What's Old Is New Again


Weather can change rapidly, especially when you live close to the coast.  What had been mentioned a few days ago as a possible brief snow in our area was suddenly being called the worst possible winter storm in history, a term commonly being thrown around was a "bomb cyclone".  Luckily I had no where I had to be today anyway.  As expected, snow had started falling overnight, so we had a decent covering on the ground when I got up, and it just kept on coming.  Snow was still falling in the late afternoon, winds were whipping everything around.  Morning attempts to clear the sidewalks and parking lots at my apartment complex were wiped out by afternoon.  Television couldn't show us enough scenes of massive snow drifts, plows getting ready to jump into action, alarmed reporters- your classic winter storm coverage.
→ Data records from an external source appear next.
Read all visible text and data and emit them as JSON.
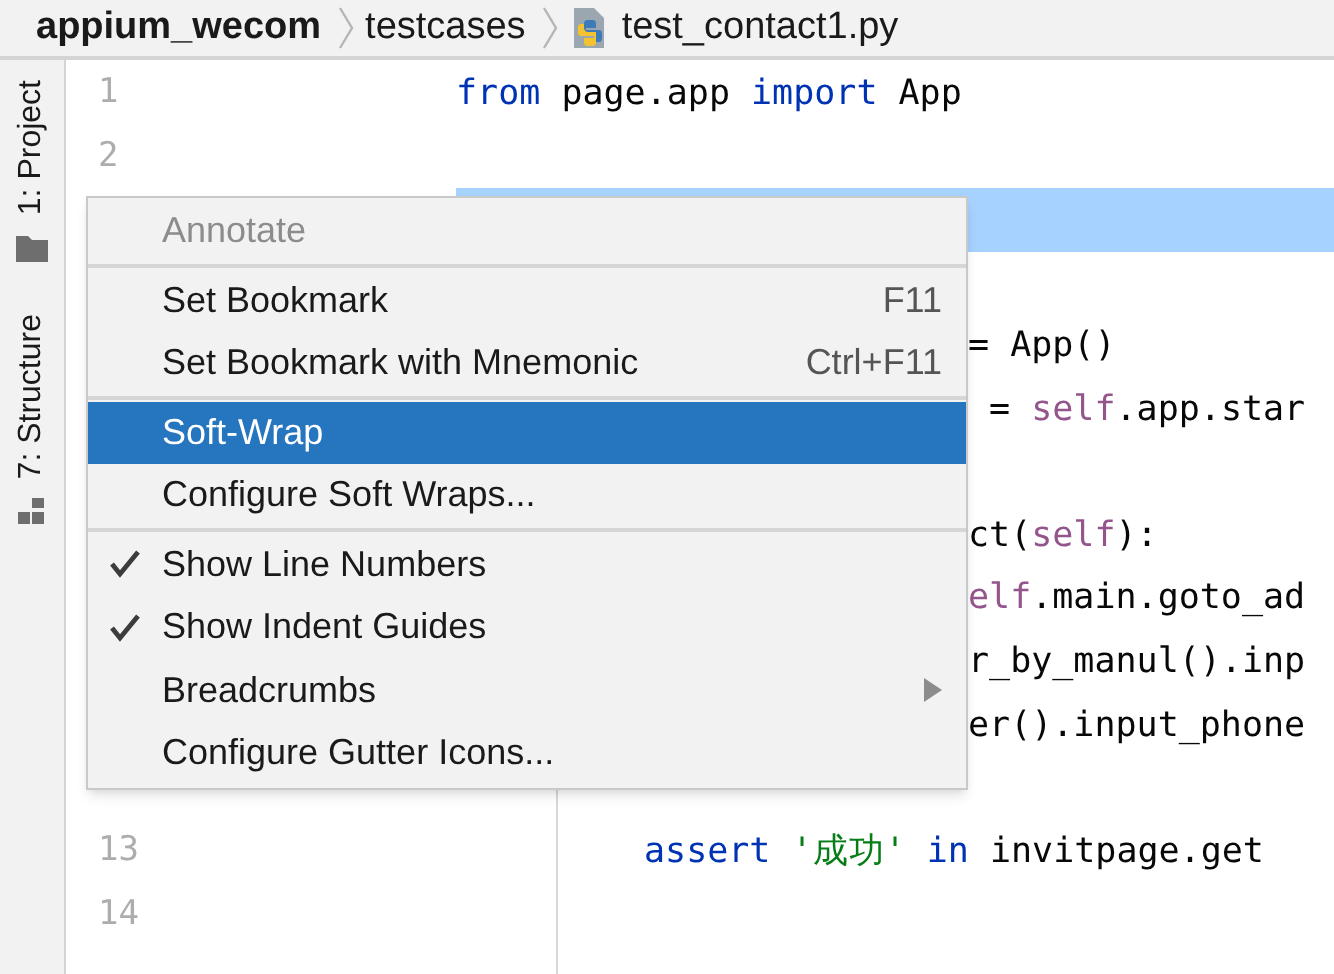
{
  "breadcrumbs": [
    {
      "label": "appium_wecom",
      "kind": "project"
    },
    {
      "label": "testcases",
      "kind": "folder"
    },
    {
      "label": "test_contact1.py",
      "kind": "file"
    }
  ],
  "tool_strip": [
    {
      "label": "1: Project",
      "kind": "folder"
    },
    {
      "label": "7: Structure",
      "kind": "structure"
    }
  ],
  "editor": {
    "lines": [
      {
        "number": "1",
        "kind": "top",
        "current": false,
        "tokens": [
          {
            "text": "from",
            "kind": "keyword"
          },
          {
            "text": " page.app ",
            "kind": "plain"
          },
          {
            "text": "import",
            "kind": "keyword"
          },
          {
            "text": " App",
            "kind": "plain"
          }
        ]
      },
      {
        "number": "2",
        "kind": "top",
        "current": false
      },
      {
        "kind": "top",
        "current": true
      },
      {
        "kind": "clipped",
        "current": false
      },
      {
        "kind": "clipped",
        "current": false,
        "tokens": [
          {
            "text": "= App()",
            "kind": "plain"
          }
        ]
      },
      {
        "kind": "clipped",
        "current": false,
        "tokens": [
          {
            "text": " = ",
            "kind": "plain"
          },
          {
            "text": "self",
            "kind": "self"
          },
          {
            "text": ".app.star",
            "kind": "plain"
          }
        ]
      },
      {
        "kind": "clipped",
        "current": false
      },
      {
        "kind": "clipped",
        "current": false,
        "tokens": [
          {
            "text": "ct(",
            "kind": "plain"
          },
          {
            "text": "self",
            "kind": "self"
          },
          {
            "text": "):",
            "kind": "plain"
          }
        ]
      },
      {
        "kind": "clipped",
        "current": false,
        "tokens": [
          {
            "text": "elf",
            "kind": "self"
          },
          {
            "text": ".main.goto_ad",
            "kind": "plain"
          }
        ]
      },
      {
        "kind": "clipped",
        "current": false,
        "tokens": [
          {
            "text": "r_by_manul().inp",
            "kind": "plain"
          }
        ]
      },
      {
        "kind": "clipped",
        "current": false,
        "tokens": [
          {
            "text": "er().input_phone",
            "kind": "plain"
          }
        ]
      },
      {
        "kind": "body",
        "current": false
      },
      {
        "number": "13",
        "kind": "body",
        "current": false,
        "tokens": [
          {
            "text": "assert",
            "kind": "keyword"
          },
          {
            "text": " '成功'",
            "kind": "string"
          },
          {
            "text": " in",
            "kind": "keyword"
          },
          {
            "text": " invitpage.get",
            "kind": "plain"
          }
        ]
      },
      {
        "number": "14",
        "kind": "body",
        "current": false
      },
      {
        "kind": "body",
        "current": false
      }
    ]
  },
  "context_menu": {
    "groups": [
      [
        {
          "label": "Annotate",
          "disabled": true,
          "selected": false,
          "checked": false
        }
      ],
      [
        {
          "label": "Set Bookmark",
          "shortcut": "F11",
          "disabled": false,
          "selected": false,
          "checked": false
        },
        {
          "label": "Set Bookmark with Mnemonic",
          "shortcut": "Ctrl+F11",
          "disabled": false,
          "selected": false,
          "checked": false
        }
      ],
      [
        {
          "label": "Soft-Wrap",
          "disabled": false,
          "selected": true,
          "checked": false
        },
        {
          "label": "Configure Soft Wraps...",
          "disabled": false,
          "selected": false,
          "checked": false
        }
      ],
      [
        {
          "label": "Show Line Numbers",
          "disabled": false,
          "selected": false,
          "checked": true
        },
        {
          "label": "Show Indent Guides",
          "disabled": false,
          "selected": false,
          "checked": true
        },
        {
          "label": "Breadcrumbs",
          "disabled": false,
          "selected": false,
          "checked": false,
          "submenu": true
        },
        {
          "label": "Configure Gutter Icons...",
          "disabled": false,
          "selected": false,
          "checked": false
        }
      ]
    ]
  }
}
But this has all happened before, and it probably will again.  I had never heard the term "bomb cyclone" before, but back as 2010 turned into 2011 we had what was called by some a "blizzicane."  That's because we had a snow storm that also happened to be a category 3 hurricane.  Today we got about a foot of snow, but that time is was 2 to 3 feet.  The photos below are from that storm.




That the streets weren't plowed is mostly because the town's snow plows were disabled by the storm in the first few hours.  Eventually they would just drive a backhoe down the street, creating a crude vehicle path in the deep snow.  Of course, here you can't even see where the streets would be.  And it's not easy shoveling when the snow is above your head.

Obviously I survived that storm, and I will survive what happened today.  Snow stopped falling and being whipped around by wind by late afternoon, and the plows returned around 4:30, removing enough snow to get to my car.  Dug around it a little, but not enough to move it, which was fine because I had no where I had to be.